Cultural Focal Points: strumenti di diplomazia
La ricomposizione del patrimonio culturale locale deve essere quindi una priorità in contesti di intervento in situazioni di crisi o conflitto, attraverso la valorizzazione dei saperi locali e la loro divulgazione.
Tale linea metodologica ha come obiettivo la gestione e riduzione dei conflitti, ponendo al centro degli interventi la valorizzazione del patrimonio culturale e della memoria storico – sociale di una comunità o di un gruppo sociale il cui strumento principale è la definizione di Cultural Focal Points (CFP), elaborata all’Università Cattolica. Essi sono un insieme di raccolte rappresentative della cultura materiale e immateriale di una specifica comunità e di attività di riproduzione della cultura locale e diventano i motori propulsori di iniziative di scambio culturale, promozione del dialogo e della conoscenza reciproca tra le varie realtà etniche coinvolte.

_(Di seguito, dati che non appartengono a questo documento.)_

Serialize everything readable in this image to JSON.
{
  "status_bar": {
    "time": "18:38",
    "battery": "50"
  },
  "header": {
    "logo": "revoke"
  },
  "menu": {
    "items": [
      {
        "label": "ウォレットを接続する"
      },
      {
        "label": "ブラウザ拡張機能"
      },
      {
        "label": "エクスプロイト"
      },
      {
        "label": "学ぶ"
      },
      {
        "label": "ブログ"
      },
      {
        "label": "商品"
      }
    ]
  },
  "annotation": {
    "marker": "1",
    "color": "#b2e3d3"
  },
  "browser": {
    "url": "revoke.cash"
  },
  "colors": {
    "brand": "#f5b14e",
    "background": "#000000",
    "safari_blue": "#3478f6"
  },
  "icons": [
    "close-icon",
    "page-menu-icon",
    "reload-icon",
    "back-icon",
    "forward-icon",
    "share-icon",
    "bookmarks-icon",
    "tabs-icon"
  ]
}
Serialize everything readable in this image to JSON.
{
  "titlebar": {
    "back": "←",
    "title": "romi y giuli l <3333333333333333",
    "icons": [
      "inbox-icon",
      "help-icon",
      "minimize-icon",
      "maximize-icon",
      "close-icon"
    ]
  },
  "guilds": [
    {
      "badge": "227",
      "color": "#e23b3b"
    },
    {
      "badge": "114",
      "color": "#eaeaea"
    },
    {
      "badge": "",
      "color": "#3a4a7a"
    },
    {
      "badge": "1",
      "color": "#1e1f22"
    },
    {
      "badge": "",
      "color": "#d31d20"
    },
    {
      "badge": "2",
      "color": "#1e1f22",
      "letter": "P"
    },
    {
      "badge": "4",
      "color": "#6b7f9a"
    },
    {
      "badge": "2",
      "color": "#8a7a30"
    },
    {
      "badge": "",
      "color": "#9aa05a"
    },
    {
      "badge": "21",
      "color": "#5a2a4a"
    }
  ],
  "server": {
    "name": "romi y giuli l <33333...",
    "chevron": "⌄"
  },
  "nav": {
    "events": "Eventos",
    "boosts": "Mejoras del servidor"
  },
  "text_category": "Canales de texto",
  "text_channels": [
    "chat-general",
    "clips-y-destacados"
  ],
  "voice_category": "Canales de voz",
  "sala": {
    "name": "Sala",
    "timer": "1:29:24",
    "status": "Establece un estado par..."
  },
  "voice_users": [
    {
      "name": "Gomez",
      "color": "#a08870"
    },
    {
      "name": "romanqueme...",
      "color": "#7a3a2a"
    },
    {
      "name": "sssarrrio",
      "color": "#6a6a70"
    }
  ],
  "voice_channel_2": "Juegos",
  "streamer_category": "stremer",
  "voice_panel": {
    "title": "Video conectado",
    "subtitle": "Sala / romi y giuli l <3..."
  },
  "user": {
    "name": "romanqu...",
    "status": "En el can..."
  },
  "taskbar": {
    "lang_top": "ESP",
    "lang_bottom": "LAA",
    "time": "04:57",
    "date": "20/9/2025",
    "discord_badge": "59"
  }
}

Il Cultural Focal Point è:
- statico: è un museo, nella misura in cui rappresenta processi culturali e mostra artefatti;
- dinamico: è un luogo di incontro in cui si riproduce ciò che si preserva, favorendo il dialogo e la trasmissione verticale della memoria insieme all’apprendimento del “come fare”;
- singolare: sottolinea le peculiarità culturali di una singola comunità, che rafforzando la propria identità acquistano consapevolezza e resilienza che si esprimono come “nodo competente” della rete globale;
- plurale: perché ogni cultura si ritrova nella relazione necessaria con gli altri nodi (culture) della rete, mantenendo reciproche relazioni funzionali.
Conclusioni progettuali
Intervenire per fare la Pace è Urgente, si tratta dell’unica certezza in uno scenario altamente imprevedibile, perché l’attesa non è sostenibile eticamente né funzionalmente.
La strategia culturale, organizzata nella prospettiva della Cultural Diplomacy e resa operativa con lo strumento dei Cultural Focal Point, è adeguata al nuovo scenario reticolare e complesso, orfano di governance, la cui umanità ci chiede di non aspettare: sto continuando i progetti in Siria; altri in Somalia dove a Bosaso-Puntland si è creata una scuola; in Oromia – Etiopia dove si lavora per ricomporre il conflitto etnico, e via così.
In questo contesto, prima ancora che le istituzioni governative nazionali e internazionali, sono proprio le organizzazioni universali (di proposito non uso locuzioni quali “internazionali”, “non governative”) a poter agire da attori protagonisti, per la specificità culturale che le contraddistingue. Mi sento di dire che questa può essere una sfida sulla quale organizzarci.